Venezuelan President Nicolas Maduro sent Del Pino on a tour of oil producers in a last-ditch effort to soothe the effect the plummet in oil prices is having on the country’s finances. So far, he has visited Russia and Iran.

Del Pino has ended the first leg of an official tour that will take him to OPEC countries, including Qatar, Iran and Saudi Arabia, where he will also present his plan aimed at stabilizing global oil prices, which have dipped by more than 70 percent over the past 18 months.

Venezuela has been calling for an emergency OPEC meeting since oil prices began falling in 2014, but has faced a Saudi Arabia that insists on maintaining their current oil production in order to defend their share of the market in response to increasing shale production in the U.S. and the competition of a post-sanction Iran, that is not only entering the market but increasing their oil output by about 500,000 barrels a day.

Del Pino will try to persuade oil-rich countries to cooperate in cutting oil production to boost the price of oil to at least US$60 a barrel.

Brent crude has dropped from US$115 a barrel in June 2014 to less than US$30 last month.

Low prices have particularly affected commodity exporting countries like Venezuela, which rely almost exclusively on oil income to support their economy and social programs.

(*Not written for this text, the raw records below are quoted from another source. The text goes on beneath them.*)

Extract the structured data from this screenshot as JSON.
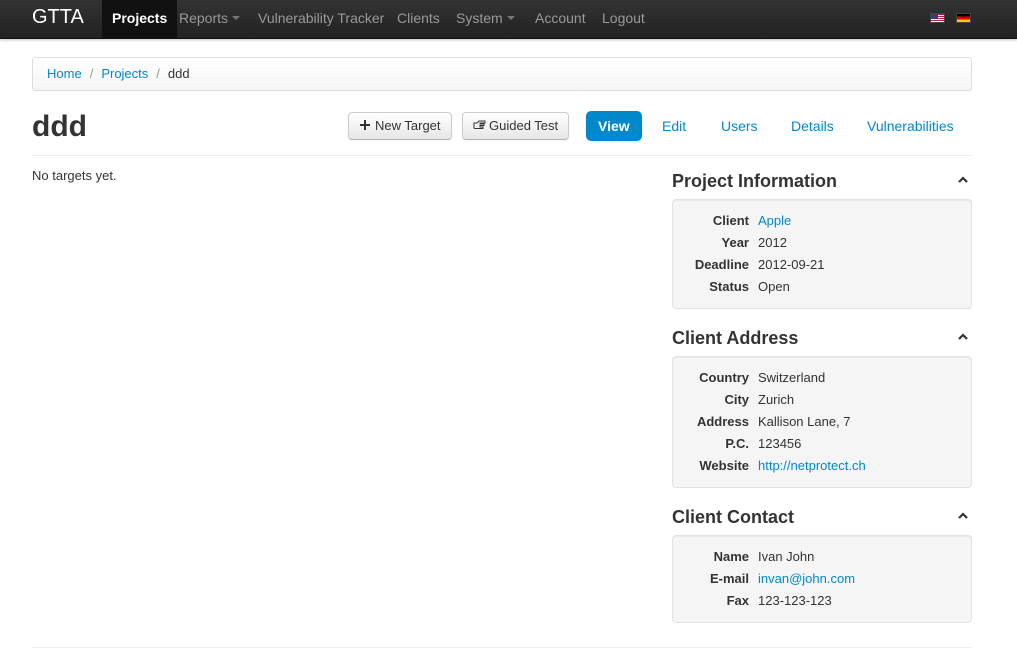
{
  "navbar": {
    "brand": "GTTA",
    "items": [
      {
        "label": "Projects"
      },
      {
        "label": "Reports"
      },
      {
        "label": "Vulnerability Tracker"
      },
      {
        "label": "Clients"
      },
      {
        "label": "System"
      },
      {
        "label": "Account"
      },
      {
        "label": "Logout"
      }
    ],
    "languages": [
      "us-flag-icon",
      "german-flag-icon"
    ]
  },
  "breadcrumb": [
    "Home",
    "Projects",
    "ddd"
  ],
  "page": {
    "title": "ddd",
    "buttons": {
      "new_target": "New Target",
      "guided_test": "Guided Test"
    },
    "tabs": [
      "View",
      "Edit",
      "Users",
      "Details",
      "Vulnerabilities"
    ],
    "empty_message": "No targets yet."
  },
  "project_info": {
    "title": "Project Information",
    "rows": [
      {
        "key": "Client",
        "value": "Apple"
      },
      {
        "key": "Year",
        "value": "2012"
      },
      {
        "key": "Deadline",
        "value": "2012-09-21"
      },
      {
        "key": "Status",
        "value": "Open"
      }
    ]
  },
  "client_address": {
    "title": "Client Address",
    "rows": [
      {
        "key": "Country",
        "value": "Switzerland"
      },
      {
        "key": "City",
        "value": "Zurich"
      },
      {
        "key": "Address",
        "value": "Kallison Lane, 7"
      },
      {
        "key": "P.C.",
        "value": "123456"
      },
      {
        "key": "Website",
        "value": "http://netprotect.ch"
      }
    ]
  },
  "client_contact": {
    "title": "Client Contact",
    "rows": [
      {
        "key": "Name",
        "value": "Ivan John"
      },
      {
        "key": "E-mail",
        "value": "invan@john.com"
      },
      {
        "key": "Fax",
        "value": "123-123-123"
      }
    ]
  },
  "colors": {
    "accent": "#0088cc",
    "navbar": "#222222",
    "well": "#f5f5f5"
  }
}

Saudi Arabia, which maintains huge influence in OPEC, is currently running into difficulties after their huge gamble last November opting to flood the market and drive out their rivals.

According to analysts, the oil-rich kingdom will start running into major trouble within two years as it relies on oil for 90 percent of its budget revenues.

Lack of industry and an expensive campaign of regional funding rooted in a foreign policy of countering Iranian influence, including the onslaught in Yemen, is expected to deplete Saudi financial resources.

In 2015, Standard & Poor’s lowered their outlook of Saudi Arabia to “negative,” branding the country’s economy “undiversified and vulnerable.”